Below are the rough steps/states a client passes through during a DHCP exchange.

Initializing
Selecting
Requesting
Bound

Moving between the states listed above the following messages are exchanged between client/server (few more but I only listed the ones you see in your packet capture).

DHCPDISCOVER
The client is looking for available DHCP servers.

DHCPOFFER
The server response to the client DHCPDISCOVER.

DHCPREQUEST
The client broadcasts to the server, requesting offered parameters from one server specifically, as defined in the packet.

DHCPDECLINE
The client-to-server communication, indicating that the network address is already in use.

DHCPACK
The server-to-client communication with configuration parameters, including committed network address.

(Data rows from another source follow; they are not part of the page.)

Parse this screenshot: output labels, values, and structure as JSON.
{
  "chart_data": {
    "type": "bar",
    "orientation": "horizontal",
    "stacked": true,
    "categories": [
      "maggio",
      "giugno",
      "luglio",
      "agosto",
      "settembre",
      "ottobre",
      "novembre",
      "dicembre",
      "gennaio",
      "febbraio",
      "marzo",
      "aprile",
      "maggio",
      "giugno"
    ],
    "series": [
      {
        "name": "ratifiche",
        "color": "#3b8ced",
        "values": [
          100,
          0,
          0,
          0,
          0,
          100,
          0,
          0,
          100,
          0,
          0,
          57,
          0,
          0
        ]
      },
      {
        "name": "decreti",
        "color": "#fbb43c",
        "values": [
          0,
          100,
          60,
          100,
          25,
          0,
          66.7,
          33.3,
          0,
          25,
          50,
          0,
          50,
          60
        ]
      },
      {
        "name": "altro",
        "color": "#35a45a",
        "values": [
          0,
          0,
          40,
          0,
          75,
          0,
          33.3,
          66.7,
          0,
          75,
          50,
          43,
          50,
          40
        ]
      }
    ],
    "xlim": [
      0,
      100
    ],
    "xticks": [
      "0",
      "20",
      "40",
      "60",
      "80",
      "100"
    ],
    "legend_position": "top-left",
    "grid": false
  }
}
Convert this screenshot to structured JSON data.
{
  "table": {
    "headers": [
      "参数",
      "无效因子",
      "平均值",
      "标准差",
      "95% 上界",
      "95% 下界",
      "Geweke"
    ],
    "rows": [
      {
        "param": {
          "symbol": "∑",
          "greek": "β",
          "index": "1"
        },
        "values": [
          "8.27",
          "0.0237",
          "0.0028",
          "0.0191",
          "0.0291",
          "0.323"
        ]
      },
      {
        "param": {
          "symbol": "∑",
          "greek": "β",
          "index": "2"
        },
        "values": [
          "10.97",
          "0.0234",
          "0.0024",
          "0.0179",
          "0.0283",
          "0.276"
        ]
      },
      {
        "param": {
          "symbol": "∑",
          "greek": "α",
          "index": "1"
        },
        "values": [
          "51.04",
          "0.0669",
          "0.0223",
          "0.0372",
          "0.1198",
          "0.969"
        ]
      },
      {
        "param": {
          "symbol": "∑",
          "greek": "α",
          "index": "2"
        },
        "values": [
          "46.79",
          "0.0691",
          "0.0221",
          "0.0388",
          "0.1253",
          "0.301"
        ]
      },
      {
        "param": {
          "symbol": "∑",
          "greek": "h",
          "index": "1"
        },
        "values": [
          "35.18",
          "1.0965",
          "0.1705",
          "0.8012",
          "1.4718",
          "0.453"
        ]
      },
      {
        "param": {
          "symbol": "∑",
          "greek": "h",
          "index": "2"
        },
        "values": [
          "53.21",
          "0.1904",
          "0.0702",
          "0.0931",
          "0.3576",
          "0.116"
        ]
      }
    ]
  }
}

Packets 4323, 4329 & 4330 are the actual DHCP server or relay server responding to your firewall's DHCP request (noticed the header No. Time Source Destination Protocol Info). In your packet capture the IP 0.0.0.0 is your firewall since it has not received an IP address yet.

Regarding the actual issue, might be bad code specific to how the firewall deals with DHCP lease time. I cannot believe an ISP would set 2 hour DHCP lease.